Ya tienes las pencas listas y las hojas también. Necesitas:
- Una olla o cazuela grande
- suficiente agua para llenarla
- sal
- una gran fuente con agua fría y hielo.
- Pon al fuego una cazuela con agua abundante con sal.
- Cuando rompe a hervir introduces las pencas y cuando el agua vuelve a recuperar el hervor..
- … Las retiras con ayuda de una espumadera e introduces » súbito presto» tus pencas en el agua helada.
- Del agua helada, pasas las pencan a un colador, para escurran el aguañ.
- Ya están listas las pencas para cocinarlas en el momento o bien conservarlas en un recipiente hermético en la nevera o en el congelador.
Ahora le toca el turno a las hojas de acelga.
- El agua en la olla ya está salada y caliente. Así que, cuando vuelva a hervir, introduces tus hojas de acelga y las dejas 1 minuto, no es necesario que esperes a que el agua vuelva a hervir.
- las hojas se escaldan rápido, retíralas con la espumadera a la fuente con agua y hielo.
- Nota bene: después de enfriar las pencas, vuelve a echar agua fría y más hielos en la fuente para enfriar las hojas de acelga.
- En este punto puedes cocinar tus hojas de acelga o almacenarlas en un recipiente hermético para conservarlas en la nevera o el congelador.

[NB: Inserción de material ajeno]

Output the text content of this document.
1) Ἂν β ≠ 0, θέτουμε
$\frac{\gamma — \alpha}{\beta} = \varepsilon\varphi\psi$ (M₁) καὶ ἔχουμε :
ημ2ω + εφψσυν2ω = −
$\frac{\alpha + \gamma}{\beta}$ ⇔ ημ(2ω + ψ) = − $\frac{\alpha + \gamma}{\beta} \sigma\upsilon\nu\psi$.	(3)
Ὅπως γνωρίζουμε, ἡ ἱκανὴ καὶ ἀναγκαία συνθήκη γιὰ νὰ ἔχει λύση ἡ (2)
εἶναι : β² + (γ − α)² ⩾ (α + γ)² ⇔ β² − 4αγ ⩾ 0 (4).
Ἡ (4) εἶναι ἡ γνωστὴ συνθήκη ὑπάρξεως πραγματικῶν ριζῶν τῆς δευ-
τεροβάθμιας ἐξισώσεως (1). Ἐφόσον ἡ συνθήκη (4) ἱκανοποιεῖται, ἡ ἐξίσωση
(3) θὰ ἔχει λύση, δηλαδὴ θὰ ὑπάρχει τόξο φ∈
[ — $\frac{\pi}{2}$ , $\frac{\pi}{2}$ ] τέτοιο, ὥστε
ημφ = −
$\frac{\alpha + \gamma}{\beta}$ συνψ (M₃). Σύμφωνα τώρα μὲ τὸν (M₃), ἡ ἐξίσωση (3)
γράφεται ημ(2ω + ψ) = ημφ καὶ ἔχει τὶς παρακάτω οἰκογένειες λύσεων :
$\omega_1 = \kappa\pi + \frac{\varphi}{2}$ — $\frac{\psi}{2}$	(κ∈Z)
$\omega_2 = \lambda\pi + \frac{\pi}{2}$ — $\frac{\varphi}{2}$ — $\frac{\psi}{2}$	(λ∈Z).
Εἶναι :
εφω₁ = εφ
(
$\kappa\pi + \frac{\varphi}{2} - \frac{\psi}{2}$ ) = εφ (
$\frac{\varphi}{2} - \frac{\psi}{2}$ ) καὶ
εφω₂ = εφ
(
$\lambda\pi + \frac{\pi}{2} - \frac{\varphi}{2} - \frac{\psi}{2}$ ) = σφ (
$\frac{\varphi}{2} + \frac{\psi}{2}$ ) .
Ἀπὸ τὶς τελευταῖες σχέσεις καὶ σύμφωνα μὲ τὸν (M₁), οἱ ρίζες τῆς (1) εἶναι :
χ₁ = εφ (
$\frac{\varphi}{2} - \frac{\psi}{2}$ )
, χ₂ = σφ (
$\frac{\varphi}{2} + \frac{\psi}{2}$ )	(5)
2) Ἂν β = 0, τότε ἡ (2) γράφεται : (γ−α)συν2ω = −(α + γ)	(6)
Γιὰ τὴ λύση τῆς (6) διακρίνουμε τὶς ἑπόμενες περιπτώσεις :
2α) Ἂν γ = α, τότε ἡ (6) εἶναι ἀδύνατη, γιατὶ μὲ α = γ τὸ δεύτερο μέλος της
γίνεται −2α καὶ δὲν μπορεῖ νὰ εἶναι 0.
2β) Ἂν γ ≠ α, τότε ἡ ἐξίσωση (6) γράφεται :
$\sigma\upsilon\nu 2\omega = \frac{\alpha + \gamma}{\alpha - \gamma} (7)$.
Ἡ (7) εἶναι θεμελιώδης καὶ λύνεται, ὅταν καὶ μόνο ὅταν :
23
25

Porqué es beneficioso enjuagar en remojo en agua con sal tus verduras y frutas
El remojo en agua salada te sirve para eliminar la tierra que aún puedan contener, además los pequeñísimos insectos y otros restos que puedan estar presentes en las verduras de hojas, la lechuga, las acelgas… Los sulfatos son minerales presentes de forma natural en muchos alimentos, incluidas las verduras, y no hay que preocuparse por ellos cuando se trata de la lechuga.
Algunos estudios sugieren que el remojo en sal, provoca que las verduras se conserven mejor y más tiempo en la nevera. También podría realzar o potenciar el sabor de la verdura.
En cualquier caso, recuerdo que mi madre me decía que la lechuga y las verduras de hojas verdes tenían una tara y es que sus vitaminas son solubles en agua, muy frágiles y se van enseguida en el agua. Me decía que pasara las hojas «visto y no visto» bajo el grifo. Sin embargo, hoy, con lo que sabemos o no nos cuentan de lo que llevan las verduras durante su cultivo, yo prefiero remojarlas unos minutos, por si las moscas 😉

Lava siempre tus frutas verduras y hortalizas a conciencia antes de comerlas
Siempre lavo mis frutas y verduras cuando vuelvo del mercado, las pongo en remojo con sal y 1 gota de lejía ¡solo una! Luego, las frutas de piel como peras, manzanas, naranjas, limones… cuya piel, tengo precisamente pensado comerme, las froto suavemente con una esponja y jabón lavavajillas, tipo Fairy; las enjuago en agua corriente, las seco y las meto en bolsas herméticas en la nevera.
Gracias Michelle, lo has explicado muy bien, sobre todo como limpiar las pencas!